A few small gripes. All three words start with the letter M perhaps to make
them easy to recall, but I feel like other words that are more familiar wrt
the subject matter (from existing literature), could serve the same purpose
better.

The kernel of your article and the preceding “Craftsman, Executive” seems to
dwell on learning to make the right decisions for the context at hand, which
we can just generalize to decision-making.

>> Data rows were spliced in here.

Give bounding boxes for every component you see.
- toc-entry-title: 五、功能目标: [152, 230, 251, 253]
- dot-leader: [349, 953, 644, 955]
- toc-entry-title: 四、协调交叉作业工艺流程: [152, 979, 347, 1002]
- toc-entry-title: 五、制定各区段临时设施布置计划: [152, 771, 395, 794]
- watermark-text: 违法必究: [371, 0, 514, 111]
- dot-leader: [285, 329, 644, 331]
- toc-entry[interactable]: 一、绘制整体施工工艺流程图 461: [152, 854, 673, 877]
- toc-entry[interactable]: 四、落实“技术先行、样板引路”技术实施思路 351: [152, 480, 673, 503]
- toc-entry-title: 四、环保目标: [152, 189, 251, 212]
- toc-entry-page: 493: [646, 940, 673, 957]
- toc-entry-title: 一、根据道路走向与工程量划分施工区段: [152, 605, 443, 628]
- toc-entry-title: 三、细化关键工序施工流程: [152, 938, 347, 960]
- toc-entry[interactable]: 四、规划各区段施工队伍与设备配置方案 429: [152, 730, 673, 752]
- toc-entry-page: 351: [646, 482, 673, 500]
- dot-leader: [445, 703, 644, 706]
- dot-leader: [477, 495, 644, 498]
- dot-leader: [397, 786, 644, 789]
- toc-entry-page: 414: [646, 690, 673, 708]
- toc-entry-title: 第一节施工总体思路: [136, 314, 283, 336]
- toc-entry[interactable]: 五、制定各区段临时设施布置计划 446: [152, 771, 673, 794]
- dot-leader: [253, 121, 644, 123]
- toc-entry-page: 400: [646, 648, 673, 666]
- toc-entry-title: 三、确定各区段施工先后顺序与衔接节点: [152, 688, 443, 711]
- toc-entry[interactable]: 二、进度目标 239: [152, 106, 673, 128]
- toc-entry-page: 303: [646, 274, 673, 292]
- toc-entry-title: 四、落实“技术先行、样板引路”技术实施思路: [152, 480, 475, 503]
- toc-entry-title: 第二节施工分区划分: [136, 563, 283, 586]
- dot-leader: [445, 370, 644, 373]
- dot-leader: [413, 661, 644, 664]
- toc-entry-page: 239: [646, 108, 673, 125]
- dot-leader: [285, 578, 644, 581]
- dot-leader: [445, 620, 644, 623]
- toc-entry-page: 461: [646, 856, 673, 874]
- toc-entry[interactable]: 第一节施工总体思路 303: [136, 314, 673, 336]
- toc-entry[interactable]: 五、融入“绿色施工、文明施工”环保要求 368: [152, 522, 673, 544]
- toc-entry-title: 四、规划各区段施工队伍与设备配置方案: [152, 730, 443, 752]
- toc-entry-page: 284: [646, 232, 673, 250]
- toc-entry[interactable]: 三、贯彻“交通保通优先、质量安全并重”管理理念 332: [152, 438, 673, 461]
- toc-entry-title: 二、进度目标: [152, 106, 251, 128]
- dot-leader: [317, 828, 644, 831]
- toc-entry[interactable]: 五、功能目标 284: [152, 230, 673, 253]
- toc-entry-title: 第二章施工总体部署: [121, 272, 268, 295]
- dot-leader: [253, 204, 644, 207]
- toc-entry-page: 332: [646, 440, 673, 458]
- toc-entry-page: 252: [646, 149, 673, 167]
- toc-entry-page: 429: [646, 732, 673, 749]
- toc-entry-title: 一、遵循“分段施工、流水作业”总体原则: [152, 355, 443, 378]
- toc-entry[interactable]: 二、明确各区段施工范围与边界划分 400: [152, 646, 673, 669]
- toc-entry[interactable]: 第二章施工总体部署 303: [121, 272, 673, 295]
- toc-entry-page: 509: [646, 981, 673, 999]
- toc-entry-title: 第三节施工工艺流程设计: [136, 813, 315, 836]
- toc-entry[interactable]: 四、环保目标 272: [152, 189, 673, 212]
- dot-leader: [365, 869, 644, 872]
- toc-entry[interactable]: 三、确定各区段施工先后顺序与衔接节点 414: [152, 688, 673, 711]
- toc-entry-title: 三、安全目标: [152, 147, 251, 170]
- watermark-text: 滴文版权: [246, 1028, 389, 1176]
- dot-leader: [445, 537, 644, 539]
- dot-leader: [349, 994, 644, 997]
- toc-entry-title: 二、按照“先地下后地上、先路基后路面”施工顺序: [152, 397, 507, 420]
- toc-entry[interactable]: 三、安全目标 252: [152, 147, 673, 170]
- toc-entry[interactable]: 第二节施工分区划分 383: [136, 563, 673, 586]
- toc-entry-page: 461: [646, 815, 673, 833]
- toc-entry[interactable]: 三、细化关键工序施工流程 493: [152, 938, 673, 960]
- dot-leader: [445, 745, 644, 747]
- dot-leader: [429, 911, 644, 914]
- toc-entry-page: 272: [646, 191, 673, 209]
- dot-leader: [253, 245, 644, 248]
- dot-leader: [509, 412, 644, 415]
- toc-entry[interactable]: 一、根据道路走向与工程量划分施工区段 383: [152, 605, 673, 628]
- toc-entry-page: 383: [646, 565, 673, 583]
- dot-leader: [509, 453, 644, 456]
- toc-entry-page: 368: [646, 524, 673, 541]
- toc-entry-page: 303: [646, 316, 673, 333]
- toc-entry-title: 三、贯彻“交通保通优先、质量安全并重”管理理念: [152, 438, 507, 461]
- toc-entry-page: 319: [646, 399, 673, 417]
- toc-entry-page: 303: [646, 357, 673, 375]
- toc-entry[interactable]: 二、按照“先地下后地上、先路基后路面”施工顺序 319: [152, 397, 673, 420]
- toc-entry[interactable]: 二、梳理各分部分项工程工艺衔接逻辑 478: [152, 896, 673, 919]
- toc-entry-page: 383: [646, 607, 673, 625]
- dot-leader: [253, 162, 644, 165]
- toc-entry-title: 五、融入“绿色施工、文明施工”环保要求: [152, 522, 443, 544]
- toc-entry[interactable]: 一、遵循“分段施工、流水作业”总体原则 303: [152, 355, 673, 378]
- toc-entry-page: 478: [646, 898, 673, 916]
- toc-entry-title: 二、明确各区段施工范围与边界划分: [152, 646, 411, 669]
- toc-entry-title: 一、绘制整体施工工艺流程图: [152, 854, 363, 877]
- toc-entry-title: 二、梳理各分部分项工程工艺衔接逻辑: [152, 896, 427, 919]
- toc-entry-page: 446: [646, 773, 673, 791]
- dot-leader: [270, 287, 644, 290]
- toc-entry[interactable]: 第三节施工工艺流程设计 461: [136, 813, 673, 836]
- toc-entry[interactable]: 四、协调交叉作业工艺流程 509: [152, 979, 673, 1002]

Herbert Simon, one of the best thinkers on decision-making, came up with a
model that was improved upon by George Huber, that is neatly captured by this
graphic:

[https://www.researchgate.net/profile/Asefeh_Asemi/publicatio...](https://www.researchgate.net/profile/Asefeh_Asemi/publication/266230971/figure/fig2/AS:317249828212737@1452649661458/Steps-
in-Hubers-Model-Huber-1980.png)

The diagram helps highlight the differences & similarities between the two
modes.

Using the diagram to better understand your article, I would characterize

    
    
      - meta: intelligence
    
      - mystical: design
    
      - mundane: monitoring

------
david-cako
“Capitalist discourse” in Lacan’s theory of discourses reminds me a bit of
this; it is essentially the realization of “new” constraints, ex nihilo, that
can be reorganized and resolved.

The methods in the article are almost like further subcategories for the
internal alchemy at play when creating something new.